キリンの人に聞いた「ビールのおいしい飲み方」が参考になりすぎた

    何気なく飲んでいるビールですが、実は奥が深いですよ。

    このあいだ面白いセミナーに参加してきました

    キリンビールのオンラインセミナー「あなたもできる!おいしいビールの技術講座」です。

    キリン横浜工場で開催されていたビールセミナーが、今年はオンラインで開催されています。

    画面はビールセミナー講師の後藤沙耶香さん

    このセミナーは、ビールの基礎知識を学び、実際にビールを飲んで味の違いを体感するというもの。

    この実飲がかなり興味深かった。同じビールでも温度、注ぎ方、器が違うと味に差が生じるのです。

    セミナーの一部をかいつまんで紹介します。

    "ビールとはなにか"を学ぶ

    突然ですが、ビールの主原料をご存知ですか?

    麦芽、酵母、ホップ、そして水、主にこの4つだけなんです。

    たった4つの組み合わせなのに、作り手や産地、温度によって味が変わるんだから、ビールって面白いですよね。

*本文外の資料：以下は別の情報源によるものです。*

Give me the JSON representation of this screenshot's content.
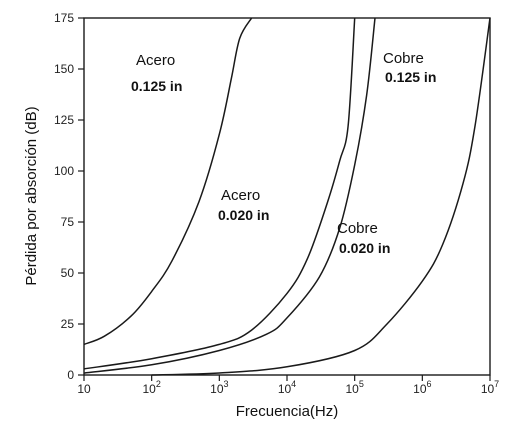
{
  "chart_data": {
    "type": "line",
    "xlabel": "Frecuencia(Hz)",
    "ylabel": "Pérdida por absorción (dB)",
    "x_scale": "log",
    "xlim": [
      10,
      10000000
    ],
    "ylim": [
      0,
      175
    ],
    "x_ticks": [
      {
        "base": "10",
        "exp": "",
        "value": 10
      },
      {
        "base": "10",
        "exp": "2",
        "value": 100
      },
      {
        "base": "10",
        "exp": "3",
        "value": 1000
      },
      {
        "base": "10",
        "exp": "4",
        "value": 10000
      },
      {
        "base": "10",
        "exp": "5",
        "value": 100000
      },
      {
        "base": "10",
        "exp": "6",
        "value": 1000000
      },
      {
        "base": "10",
        "exp": "7",
        "value": 10000000
      }
    ],
    "y_ticks": [
      "0",
      "25",
      "50",
      "75",
      "100",
      "125",
      "150",
      "175"
    ],
    "grid": false,
    "legend": "none",
    "line_color": "#1a1a1a",
    "series": [
      {
        "label_name": "Acero",
        "label_thickness": "0.125 in",
        "x": [
          10,
          20,
          50,
          100,
          200,
          500,
          1000,
          1500,
          2000,
          3000
        ],
        "y": [
          15,
          19,
          29,
          41,
          56,
          85,
          118,
          145,
          165,
          175
        ]
      },
      {
        "label_name": "Acero",
        "label_thickness": "0.020 in",
        "x": [
          10,
          100,
          1000,
          3000,
          10000,
          20000,
          40000,
          60000,
          80000,
          100000
        ],
        "y": [
          3,
          8,
          15,
          22,
          40,
          57,
          85,
          105,
          122,
          175
        ]
      },
      {
        "label_name": "Cobre",
        "label_thickness": "0.125 in",
        "x": [
          10,
          100,
          1000,
          5000,
          10000,
          30000,
          60000,
          100000,
          150000,
          200000
        ],
        "y": [
          1,
          5,
          12,
          20,
          28,
          48,
          72,
          103,
          137,
          175
        ]
      },
      {
        "label_name": "Cobre",
        "label_thickness": "0.020 in",
        "x": [
          100,
          1000,
          10000,
          100000,
          300000,
          1000000,
          2000000,
          4000000,
          6000000,
          10000000
        ],
        "y": [
          0,
          1,
          4,
          12,
          25,
          46,
          64,
          94,
          122,
          175
        ]
      }
    ]
  }
}
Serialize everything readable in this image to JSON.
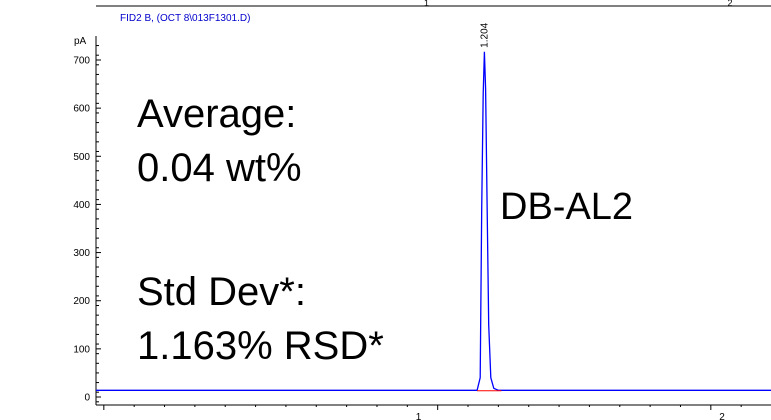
{
  "header": {
    "signal_label": "FID2 B, (OCT 8\\013F1301.D)",
    "colors": {
      "trace": "#0000ff",
      "baseline": "#ff0000",
      "header_text": "#0000cc"
    }
  },
  "stats": {
    "average_label": "Average:",
    "average_value": "0.04 wt%",
    "stdev_label": "Std Dev*:",
    "stdev_value": "1.163% RSD*"
  },
  "column_label": "DB-AL2",
  "chart_data": {
    "type": "line",
    "ylabel": "pA",
    "xlim": [
      0,
      2.15
    ],
    "ylim": [
      -15,
      740
    ],
    "x_ticks_top": [
      1,
      2
    ],
    "x_ticks_bottom": [
      1,
      2
    ],
    "y_ticks": [
      0,
      100,
      200,
      300,
      400,
      500,
      600,
      700
    ],
    "peaks": [
      {
        "retention_time": "1.204",
        "apex": 717
      }
    ],
    "series": [
      {
        "x": [
          0.0,
          1.18,
          1.19,
          1.195,
          1.2,
          1.204,
          1.208,
          1.213,
          1.218,
          1.225,
          1.235,
          1.25,
          1.3,
          2.15
        ],
        "y": [
          14,
          14,
          40,
          390,
          630,
          717,
          640,
          400,
          150,
          40,
          18,
          14,
          14,
          14
        ]
      }
    ],
    "baseline": {
      "x": [
        1.18,
        1.26
      ],
      "y": [
        13,
        13
      ]
    }
  }
}
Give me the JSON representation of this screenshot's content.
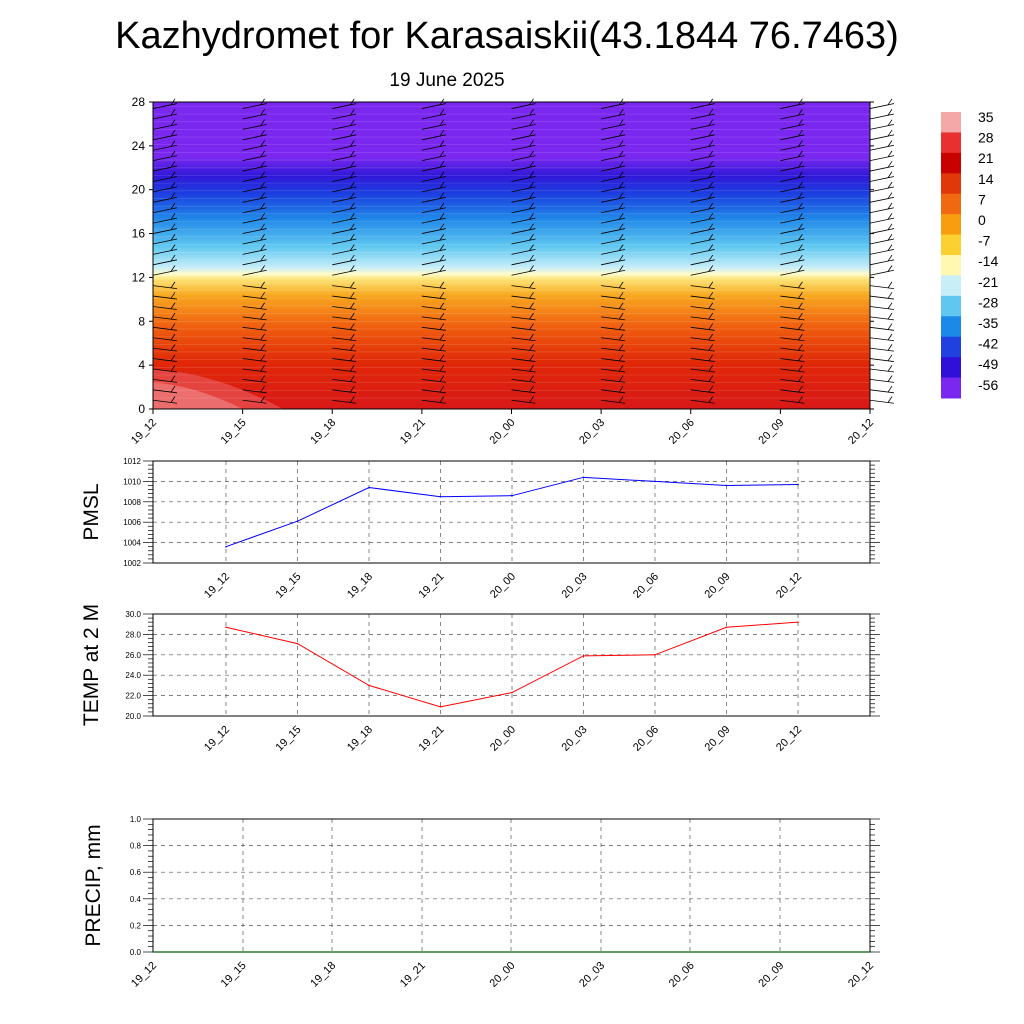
{
  "title": "Kazhydromet for Karasaiskii(43.1844 76.7463)",
  "subtitle": "19 June 2025",
  "chart_data": [
    {
      "type": "heatmap",
      "title": "",
      "xlabel": "",
      "ylabel": "",
      "x_ticks": [
        "19_12",
        "19_15",
        "19_18",
        "19_21",
        "20_00",
        "20_03",
        "20_06",
        "20_09",
        "20_12"
      ],
      "y_ticks": [
        "0",
        "4",
        "8",
        "12",
        "16",
        "20",
        "24",
        "28"
      ],
      "ylim": [
        0,
        28
      ],
      "colorbar": {
        "labels": [
          "35",
          "28",
          "21",
          "14",
          "7",
          "0",
          "-7",
          "-14",
          "-21",
          "-28",
          "-35",
          "-42",
          "-49",
          "-56"
        ],
        "colors": [
          "#f4a8a8",
          "#e83030",
          "#c80000",
          "#e03808",
          "#f06810",
          "#f89c10",
          "#fcd030",
          "#fff8b0",
          "#c8eef8",
          "#60c8f0",
          "#1c88e8",
          "#2040e0",
          "#3010d8",
          "#7a28f0"
        ]
      },
      "barbs": "wind barbs at each time step"
    },
    {
      "type": "line",
      "ylabel": "PMSL",
      "x": [
        "19_12",
        "19_15",
        "19_18",
        "19_21",
        "20_00",
        "20_03",
        "20_06",
        "20_09",
        "20_12"
      ],
      "y_ticks": [
        "1002",
        "1004",
        "1006",
        "1008",
        "1010",
        "1012"
      ],
      "ylim": [
        1002,
        1012
      ],
      "series": [
        {
          "values": [
            1003.6,
            1006.1,
            1009.4,
            1008.5,
            1008.6,
            1010.4,
            1010.0,
            1009.6,
            1009.7
          ],
          "color": "#0000ff"
        }
      ]
    },
    {
      "type": "line",
      "ylabel": "TEMP at 2 M",
      "x": [
        "19_12",
        "19_15",
        "19_18",
        "19_21",
        "20_00",
        "20_03",
        "20_06",
        "20_09",
        "20_12"
      ],
      "y_ticks": [
        "20.0",
        "22.0",
        "24.0",
        "26.0",
        "28.0",
        "30.0"
      ],
      "ylim": [
        20,
        30
      ],
      "series": [
        {
          "values": [
            28.7,
            27.1,
            23.0,
            20.9,
            22.3,
            25.9,
            26.0,
            28.7,
            29.2
          ],
          "color": "#ff0000"
        }
      ]
    },
    {
      "type": "line",
      "ylabel": "PRECIP, mm",
      "x": [
        "19_12",
        "19_15",
        "19_18",
        "19_21",
        "20_00",
        "20_03",
        "20_06",
        "20_09",
        "20_12"
      ],
      "y_ticks": [
        "0.0",
        "0.2",
        "0.4",
        "0.6",
        "0.8",
        "1.0"
      ],
      "ylim": [
        0,
        1
      ],
      "series": [
        {
          "values": [
            0,
            0,
            0,
            0,
            0,
            0,
            0,
            0,
            0
          ],
          "color": "#006400"
        }
      ]
    }
  ]
}
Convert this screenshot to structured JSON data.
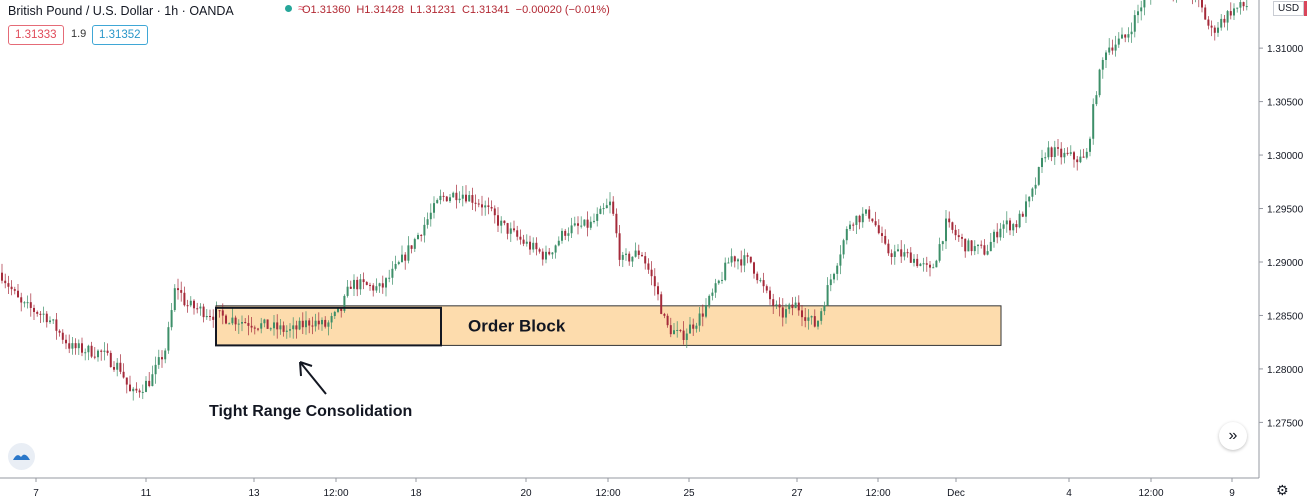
{
  "header": {
    "symbol": "British Pound / U.S. Dollar · 1h · OANDA",
    "open": "O1.31360",
    "high": "H1.31428",
    "low": "L1.31231",
    "close": "C1.31341",
    "change": "−0.00020 (−0.01%)",
    "sell_price": "1.31333",
    "spread": "1.9",
    "buy_price": "1.31352",
    "currency": "USD"
  },
  "colors": {
    "up": "#3d8f69",
    "down": "#a52a3a",
    "block": "#fddcad",
    "text": "#131722"
  },
  "chart_data": {
    "type": "candlestick",
    "x_tick_labels": [
      "7",
      "11",
      "13",
      "12:00",
      "18",
      "20",
      "12:00",
      "25",
      "27",
      "12:00",
      "Dec",
      "4",
      "12:00",
      "9"
    ],
    "y_tick_labels": [
      "1.31000",
      "1.30500",
      "1.30000",
      "1.29500",
      "1.29000",
      "1.28500",
      "1.28000",
      "1.27500"
    ],
    "ylim": [
      1.2698,
      1.3145
    ],
    "approx_path": [
      [
        0,
        1.289
      ],
      [
        20,
        1.286
      ],
      [
        45,
        1.285
      ],
      [
        70,
        1.282
      ],
      [
        100,
        1.2815
      ],
      [
        120,
        1.28
      ],
      [
        130,
        1.2775
      ],
      [
        150,
        1.279
      ],
      [
        165,
        1.282
      ],
      [
        175,
        1.288
      ],
      [
        185,
        1.286
      ],
      [
        200,
        1.2855
      ],
      [
        215,
        1.285
      ],
      [
        240,
        1.2845
      ],
      [
        265,
        1.284
      ],
      [
        290,
        1.2835
      ],
      [
        310,
        1.2845
      ],
      [
        325,
        1.284
      ],
      [
        340,
        1.2855
      ],
      [
        350,
        1.288
      ],
      [
        380,
        1.2875
      ],
      [
        400,
        1.29
      ],
      [
        420,
        1.293
      ],
      [
        440,
        1.296
      ],
      [
        460,
        1.2965
      ],
      [
        480,
        1.2955
      ],
      [
        500,
        1.2935
      ],
      [
        520,
        1.292
      ],
      [
        545,
        1.2905
      ],
      [
        565,
        1.293
      ],
      [
        590,
        1.2935
      ],
      [
        610,
        1.2955
      ],
      [
        620,
        1.29
      ],
      [
        640,
        1.291
      ],
      [
        655,
        1.2875
      ],
      [
        665,
        1.284
      ],
      [
        680,
        1.283
      ],
      [
        700,
        1.285
      ],
      [
        715,
        1.2875
      ],
      [
        730,
        1.2905
      ],
      [
        750,
        1.29
      ],
      [
        765,
        1.287
      ],
      [
        780,
        1.285
      ],
      [
        795,
        1.286
      ],
      [
        815,
        1.284
      ],
      [
        830,
        1.2885
      ],
      [
        850,
        1.294
      ],
      [
        870,
        1.2945
      ],
      [
        885,
        1.291
      ],
      [
        910,
        1.2905
      ],
      [
        930,
        1.289
      ],
      [
        945,
        1.2935
      ],
      [
        965,
        1.2915
      ],
      [
        985,
        1.291
      ],
      [
        1000,
        1.2935
      ],
      [
        1015,
        1.2935
      ],
      [
        1030,
        1.296
      ],
      [
        1045,
        1.3005
      ],
      [
        1060,
        1.3
      ],
      [
        1085,
        1.2995
      ],
      [
        1095,
        1.306
      ],
      [
        1105,
        1.31
      ],
      [
        1125,
        1.311
      ],
      [
        1140,
        1.314
      ],
      [
        1160,
        1.316
      ],
      [
        1195,
        1.315
      ],
      [
        1210,
        1.3115
      ],
      [
        1230,
        1.3135
      ],
      [
        1245,
        1.314
      ]
    ],
    "annotations": {
      "order_block_label": "Order Block",
      "consolidation_label": "Tight Range Consolidation"
    },
    "order_block_range": [
      1.2822,
      1.2859
    ],
    "grid": false
  }
}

    この他にもさまざまな副原料を加えて個性を際立たせるのですが、2018年の酒税法改正によって使用できる副原料の種類がふえ、今では100種類以上のビールが市場に出回っているそうです。

    中には副原料に味噌や牡蠣を使用したビールもあるそうです。

    注ぎ方で味が変わりすぎる

    基礎知識を学んだあとは、事前に送付されたビールと資料を使いながらの体感セクションです。

    そのひとつ「ビールの泡なし泡ありの違い」を紹介します。

    こちらはカップに注いだ一番搾り 清澄みです。

    一見すると、右の泡ありの方が美味しそうに見えますよね?実際に飲み比べると、参加者の好みが分かれていました。

    泡なしは香りが直線的で、キレのある飲み口。対して泡ありは香りがふわっと漂い、クリーミーでまろやかです。

    横から見ると炭酸の立ち上り方も違います。

    キレのあるビールを一定のおいしさで味わいたいなら泡なし。

    泡の感触を楽しみながら、味の変化を楽しむなら泡ありで飲むのがよいと教わりました。

    ぜひ試してみてください。

    器が違うと味が変わる?

    冷えた缶のままグイッと飲むのもいいですが、ビールのポテンシャルはグラスに移してこそ発揮されるものです。

    グラスに移すと何がいいか。そのひとつが泡です。

    泡が蓋の役割をはたし、炭酸ガスが抜けるのを防いでくれます。さらにビールの苦味が泡にくっついて、刺激をやわらげてくれるのです。泡についた苦味は少しずつ液体に浸透するので、微妙な味の変化が楽しめます。

    グラスの形状によっても味や香りが変わります。

    例えば左の高さのあるグラスは泡立ちがよく、爽快感のある飲み口です。

    対して右の持ち手のあるグラスは香りが集まる形状になっているので、ホップの香りがより楽しめます。持ち手があることで体温が伝わらないというメリットもあります。

    手っ取り早くビールを美味しく飲むなら、グラスに移すのがおすすめです。

    グラスの素材にも特徴が

    ビールグラスというとガラス製が一般的ですが、木や陶器などさまざまな器がありますよね。素材によって泡立ちや飲み口が変わります。例えばこのような特徴があるそうです。

    陶器:表面の凸凹によって空気を含み、クリーミーな泡に仕上がる

    磁器:ツルッとした素材で口当たりがよく、スッキリとした味わいに

    木:ぬくもりがあり、口当たりが優しい

    金属:冷たさをしっかり感じられる

    こんな感じでビールの教養を深める2時間みっちりの講習会でした。

    こちらのセミナーはキリンオンラインショップ「DRINX」から事前に申し込みをします。

    残念ながら今年の募集は終了してしまいましたが、もし興味があればまた来年受講してみてください。

    ビールの新たな発見があるはずです。

    ※未成年者の飲酒は法律で禁じられています。お酒は二十歳になってから。